Robert Moskowitz via ubuntu-users writes:

> I have an HPE Gen 10 with 4 4TB drives that has been sitting for 2 years for  
> me to figure out how to get RAID working.
>
> Now that I am working with Ubuntu, it almost makes sense, but I am not  
> there.  Yet.
>
> Seems I have to go into custom setup for the drives.
>
> So far I have only taken 2 drives into a RAID1 config and the other two into  
> an LVM
>
> Once I selected Raid and put the two drives in it, I was only offered  
> formatting as EXT4 for /
>
> I am being told I need a boot partition.  Of course.
>
> So is there any decent guide for this?

It is certainly possible because I have done this exact same thing, but  
using mdraid rather than any hardware-based RAID. A lot of ink has been  
spilled about this, over the years, but the capsule summary is that mdraid  
over the long term will fare better. You can pull the disks and drop them  
into another box and it'll just work, for example. You can't do this with  
hardware RAID, without also installing identical hardware, too. And if your  
hardware RAID card gives up the magic smoke you're SOL, unti you can find an  
identical replacement.

I basically followed this:

https://askubuntu.com/questions/1299978/

but skipped some of the fluff up front. The capsule summary is:

1) Boot the installer, open a terminal shell

2) apt update, apt install mdadm

3) Use fdisk (or sgdisk) to partition both drives, then use mdadm to  
assemble them into RAID arrays.

This is where I wish I've done something different than the guide, which  
basically tells you that the EFI boot partition is SOL, as far as mdraid  
goes, and gives you marching orders to just create a non-RAID partition on  
both disks, use the one on the boot drive for the UEFI partition, set up  
some automation to dd it to the other drive's partition, and use efibootmgr  
to include both disks as bootable devices.

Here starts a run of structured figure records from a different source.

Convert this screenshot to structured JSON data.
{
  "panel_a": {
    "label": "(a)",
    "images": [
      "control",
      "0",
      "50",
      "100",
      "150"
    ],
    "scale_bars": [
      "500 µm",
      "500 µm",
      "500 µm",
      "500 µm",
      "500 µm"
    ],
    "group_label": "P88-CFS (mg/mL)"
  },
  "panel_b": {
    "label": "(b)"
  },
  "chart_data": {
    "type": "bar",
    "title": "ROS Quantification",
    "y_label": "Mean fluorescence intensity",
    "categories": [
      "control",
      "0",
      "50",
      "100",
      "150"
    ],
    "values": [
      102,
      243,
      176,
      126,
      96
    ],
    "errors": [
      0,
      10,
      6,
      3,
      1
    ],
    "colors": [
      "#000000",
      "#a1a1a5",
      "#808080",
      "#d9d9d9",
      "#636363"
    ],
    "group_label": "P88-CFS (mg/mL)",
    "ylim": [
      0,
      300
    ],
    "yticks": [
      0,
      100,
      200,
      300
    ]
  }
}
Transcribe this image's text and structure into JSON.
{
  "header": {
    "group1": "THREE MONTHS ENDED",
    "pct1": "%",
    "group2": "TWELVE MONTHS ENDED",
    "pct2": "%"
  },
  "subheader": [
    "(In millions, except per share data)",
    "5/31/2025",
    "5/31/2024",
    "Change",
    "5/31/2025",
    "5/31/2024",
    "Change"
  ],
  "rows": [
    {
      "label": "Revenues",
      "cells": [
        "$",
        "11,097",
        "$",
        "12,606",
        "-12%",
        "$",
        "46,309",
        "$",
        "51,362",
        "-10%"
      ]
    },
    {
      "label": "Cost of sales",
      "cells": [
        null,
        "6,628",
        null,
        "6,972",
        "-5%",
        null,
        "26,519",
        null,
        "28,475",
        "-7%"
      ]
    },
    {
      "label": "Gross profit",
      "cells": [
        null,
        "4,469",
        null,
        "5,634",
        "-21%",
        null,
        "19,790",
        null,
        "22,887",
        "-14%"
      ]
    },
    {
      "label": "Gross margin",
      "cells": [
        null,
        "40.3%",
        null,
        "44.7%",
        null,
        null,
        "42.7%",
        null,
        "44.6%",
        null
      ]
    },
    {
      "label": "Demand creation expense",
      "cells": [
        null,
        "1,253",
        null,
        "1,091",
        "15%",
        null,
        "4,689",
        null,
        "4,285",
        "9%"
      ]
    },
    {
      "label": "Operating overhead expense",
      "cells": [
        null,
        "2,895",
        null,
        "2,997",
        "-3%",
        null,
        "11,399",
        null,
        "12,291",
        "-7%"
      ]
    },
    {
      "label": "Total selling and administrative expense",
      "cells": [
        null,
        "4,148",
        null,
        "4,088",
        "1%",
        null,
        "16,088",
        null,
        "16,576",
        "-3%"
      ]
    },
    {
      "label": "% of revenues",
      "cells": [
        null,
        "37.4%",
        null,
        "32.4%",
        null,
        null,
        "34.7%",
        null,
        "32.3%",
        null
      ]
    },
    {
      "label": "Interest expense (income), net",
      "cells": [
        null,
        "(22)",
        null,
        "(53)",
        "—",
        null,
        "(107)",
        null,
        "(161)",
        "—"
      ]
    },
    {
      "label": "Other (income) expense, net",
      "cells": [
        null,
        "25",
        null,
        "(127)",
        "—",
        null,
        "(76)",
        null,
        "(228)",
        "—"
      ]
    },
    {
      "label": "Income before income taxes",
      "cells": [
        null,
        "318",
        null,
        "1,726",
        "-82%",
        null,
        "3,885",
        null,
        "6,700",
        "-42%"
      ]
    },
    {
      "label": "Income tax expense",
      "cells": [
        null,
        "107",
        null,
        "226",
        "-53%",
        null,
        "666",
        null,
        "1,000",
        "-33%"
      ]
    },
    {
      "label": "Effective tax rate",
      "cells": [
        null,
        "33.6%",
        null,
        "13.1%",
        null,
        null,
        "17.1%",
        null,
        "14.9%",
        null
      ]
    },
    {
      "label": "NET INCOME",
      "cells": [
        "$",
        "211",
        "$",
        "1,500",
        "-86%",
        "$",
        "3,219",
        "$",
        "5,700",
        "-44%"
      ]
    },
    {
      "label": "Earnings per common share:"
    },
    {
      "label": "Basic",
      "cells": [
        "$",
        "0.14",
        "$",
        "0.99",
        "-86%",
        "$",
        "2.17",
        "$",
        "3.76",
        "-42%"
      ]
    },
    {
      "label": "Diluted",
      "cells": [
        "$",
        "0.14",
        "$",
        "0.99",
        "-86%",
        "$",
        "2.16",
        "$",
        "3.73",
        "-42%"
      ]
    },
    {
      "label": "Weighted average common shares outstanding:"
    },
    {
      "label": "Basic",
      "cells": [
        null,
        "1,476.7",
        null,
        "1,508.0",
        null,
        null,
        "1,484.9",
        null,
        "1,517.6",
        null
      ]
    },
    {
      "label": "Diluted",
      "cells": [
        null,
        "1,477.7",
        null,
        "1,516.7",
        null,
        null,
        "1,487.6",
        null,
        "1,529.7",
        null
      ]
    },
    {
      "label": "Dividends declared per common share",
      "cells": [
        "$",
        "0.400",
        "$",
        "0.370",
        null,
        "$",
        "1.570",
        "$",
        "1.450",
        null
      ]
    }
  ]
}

Since then, I've learned that it should be possible to use mdraid for the  
EFI boot partition by formatting it as mdraid 1.0 instead of mdraid 1.1  
(still need to fiddle with efibootmgr). It just so happens that this is  
exactly the situation on my other box running Fedora, which has no issues  
with the efi boot partition on mdraid (Fedora's installer directly supported  
installation to mdraid for a very long time, at least a decade). I'll try  
that next time.

3) Start the ubuntu installer. It'll be slightly confused and list both the  
physical partitions and the RAID partition together, as installation  
targets. Be sure to select the right partitions (disclaimer, this was the  
story in Ubuntu 20, current experience might vary).